Maupassant aimait soit-disant tant les femmes que, oui vraiment, Baltha mérite le prix Femina !
PAR UN SOIR DE PRINTEMPS (d'après Maupassant)
Cette année-là,
Jeanne allait épouser
Son cousin Maxence.
Ils se connaissaient
Depuis l’enfance.
Entre eux, l’amour ne prenait pas
Les formes pudibondes
Qu’il garde dans le monde.
La jeune fille faisait bien à Maxence
Quelques agaceries mais en toute innocence.
Elle le trouvait bon garçon
Et l’embrassait sans ce frisson
Qui fait plisser la peau
Des pieds jusqu’en haut du dos.
Lui, pensait tout simplement :
Elle est mignonne.
Il songeait à elle avec l’attendrissement
Qu’on éprouve pour une jolie personne.
Puis voilà qu’un jour, Jeanne
Entendit sa mère dire à sa tante Anne
(L’autre tante, Camille,
Était restée vieille fille.) :
-Ces enfants s’aimeront tout de suite.
Ça se voit
Comme quatre et quatre font huit.
Quant à moi,
Maxence est le gendre que je voudrais.
Aussitôt Jeanne s’était mise à adorer
Le jeune homme. Elle rougissait
Quand elle l’embrassait.
Sa main tremblait
Lorsqu’elle prenait
Celle de son cousin.
Ses yeux se baissaient
Quand elle croisait
Son regard mutin.
Maxence comprenait
Ce qui se passait.
Alors, dans un élan sans pareil,
Il lui souffla à l’oreille :
-Je t’aime, je t’aime !
À partir de cet instant même,
Ce ne fut que roucoulements,
Galanteries, déploiements
De toutes les amoureuses façons.
Même au salon,
Maxence osait embrasser Jeanne
Devant les trois sœurs Anne,
Camille et sa mère.
Il se promenait avec sa cousine
Le long de la rivière,
Dans les bois et les prairies voisines.
Ils attendaient le jour de leur hymen
Sans paraître impatients.
Les vieilles regardaient cet amour naissant
Avec un attendrissement souriant, amène.
À les voir, Camille était remplie d’émotion.
Souffrant d’une légère claudication,
C’était une femme effacée
Qui marchait à petits pas pressés,
Une humble vieille, bien proprette,
Petite, douce, fluette,
Elle ne parlait presque pas,
N’apparaissait qu’aux heures des repas,
Remontait ensuite dans sa chambre.
Du 1er janvier au 31 décembre,
Elle y restait enfermée sans cesse.
Aujourd’hui veuves, Anne
Et la mère de Jeanne
Etaient devenues comtesses
Grâce à leurs nobles mariages.
Elles considéraient Camille un peu
Comme un être insignifiant et bas-bleu.
Elles ne montaient jamais à l’étage
La voir en son ermitage.
Elles ne parlaient jamais d’elle,
Ne songeaient pas à elle.
Un soir, après diner, les deux cousins
Restèrent deux heures
Dans le grand jardin,
Le cœur dans le cœur,
Les yeux dans les yeux
Avec cette mélancolie propre aux amoureux.
Les comtesses se couchaient de bonne heure.
Ce soir, elles montaient à dix heures
Et demandaient à Camille
D’une voix tranquille :
-Tu peux les attendre ?
La vieille fille leva
Ses yeux tendres,
Et contempla,
Éclairés par la lune, les jeunes amants
Qui se promenaient lentement.
Tout à coup, Jeanne vit la vieille fille :
-Tiens ! Elle nous regarde, Tante Camille !

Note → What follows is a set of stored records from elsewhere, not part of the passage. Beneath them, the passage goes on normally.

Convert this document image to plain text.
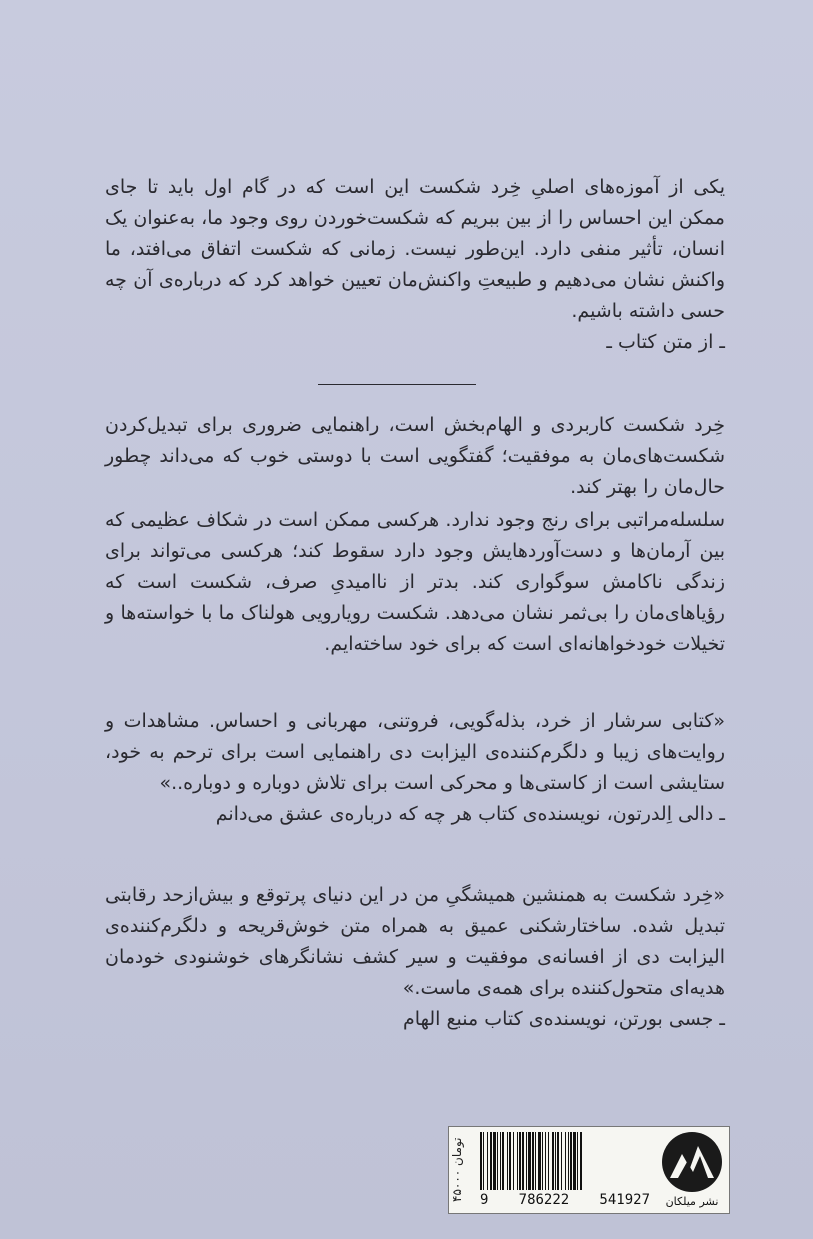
یکی از آموزه‌های اصلیِ خِرد شکست این است که در گام اول باید تا جای ممکن این احساس را از بین ببریم که شکست‌خوردن روی وجود ما، به‌عنوان یک انسان، تأثیر منفی دارد. این‌طور نیست. زمانی که شکست اتفاق می‌افتد، ما واکنش نشان می‌دهیم و طبیعتِ واکنش‌مان تعیین خواهد کرد که درباره‌ی آن چه حسی داشته باشیم.

ـ از متن کتاب ـ

خِرد شکست کاربردی و الهام‌بخش است، راهنمایی ضروری برای تبدیل‌کردن شکست‌های‌مان به موفقیت؛ گفتگویی است با دوستی خوب که می‌داند چطور حال‌مان را بهتر کند.

سلسله‌مراتبی برای رنج وجود ندارد. هرکسی ممکن است در شکاف عظیمی که بین آرمان‌ها و دست‌آوردهایش وجود دارد سقوط کند؛ هرکسی می‌تواند برای زندگی ناکامش سوگواری کند. بدتر از ناامیدیِ صرف، شکست است که رؤیاهای‌مان را بی‌ثمر نشان می‌دهد. شکست رویارویی هولناک ما با خواسته‌ها و تخیلات خودخواهانه‌ای است که برای خود ساخته‌ایم.

«کتابی سرشار از خرد، بذله‌گویی، فروتنی، مهربانی و احساس. مشاهدات و روایت‌های زیبا و دلگرم‌کننده‌ی الیزابت دی راهنمایی است برای ترحم به خود، ستایشی است از کاستی‌ها و محرکی است برای تلاش دوباره و دوباره..»

ـ دالی اِلدرتون، نویسنده‌ی کتاب هر چه که درباره‌ی عشق می‌دانم

«خِرد شکست به همنشین همیشگیِ من در این دنیای پرتوقع و بیش‌ازحد رقابتی تبدیل شده. ساختارشکنی عمیق به همراه متن خوش‌قریحه و دلگرم‌کننده‌ی الیزابت دی از افسانه‌ی موفقیت و سیر کشف نشانگرهای خوشنودی خودمان هدیه‌ای متحول‌کننده برای همه‌ی ماست.»

ـ جسی بورتن، نویسنده‌ی کتاب منبع الهام

۴۵۰۰۰ تومان
9 786222 541927	نشر میلکان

Lorsque le couple pénétra dans le salon,
Maxence s’aperçut que les bottillons
De sa fiancée
Etaient couverts de rosée :
-Chérie, n’as-tu pas froid à tes petits pieds ?
À ces mots, il remarqua
Que les yeux de la tante s’embuaient
Et que soudain elle tremblait.
Jeanne lui tendit les bras :
-Qu’as-tu tante Camille ?
Balbutiant, la vieille fille
Dit : -C’est…quand il te demanda
« Chérie, n’as-tu pas froid…à…
Tes petits pieds ? » On ne m’a jamais…
Dit ça à moi…Jamais !
Les amoureux rêvent. Les époux sont réveillés.